Translation by His Divine Grace A. C. Bhaktivedanta Swami Srila Prabhupada:
Of the Adityas I am Visnu, of lights I am the radiant sun, of the Maruts I am Marici, and among the stars I am the moon.

Purport by His Divine Grace A. C. Bhaktivedanta Swami Srila Prabhupada:
There are twelve Adityas, of which Krishna is the principal. Among all the luminaries shining in the sky, the sun is the chief, and in the Brahma-samhita the sun is accepted as the glowing eye of the Supreme Lord. There are fifty varieties of wind blowing in space, and of these winds the controlling deity, Marici, represents Krishna.

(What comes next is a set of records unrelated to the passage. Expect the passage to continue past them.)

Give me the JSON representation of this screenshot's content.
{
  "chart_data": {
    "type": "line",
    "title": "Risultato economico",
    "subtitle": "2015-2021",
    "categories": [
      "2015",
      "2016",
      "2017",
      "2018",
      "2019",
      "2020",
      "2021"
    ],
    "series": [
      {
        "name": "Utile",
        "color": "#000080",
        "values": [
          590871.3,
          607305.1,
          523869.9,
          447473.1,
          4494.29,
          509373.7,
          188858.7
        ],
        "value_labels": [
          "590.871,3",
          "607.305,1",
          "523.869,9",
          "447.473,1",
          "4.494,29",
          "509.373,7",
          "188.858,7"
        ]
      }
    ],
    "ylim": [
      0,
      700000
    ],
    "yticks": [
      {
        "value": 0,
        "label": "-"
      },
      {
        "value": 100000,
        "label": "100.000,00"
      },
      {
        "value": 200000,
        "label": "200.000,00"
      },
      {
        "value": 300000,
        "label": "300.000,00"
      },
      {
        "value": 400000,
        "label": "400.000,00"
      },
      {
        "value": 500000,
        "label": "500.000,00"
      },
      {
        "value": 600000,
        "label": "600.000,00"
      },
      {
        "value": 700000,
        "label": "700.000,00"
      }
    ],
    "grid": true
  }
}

Among the stars, the moon is the most prominent at night, and thus the moon represents Krishna. It appears from this verse that the moon is one of the stars; therefore the stars that twinkle in the sky also reflect the light of the sun. The theory that there are many suns within the universe is not accepted by Vedic literature. The sun is one, and as by the reflection of the sun the moon illuminates, so also do the stars. Since Bhagavad-gita indicates herein that the moon is one of the stars, the twinkling stars are not suns but are similar to the moon.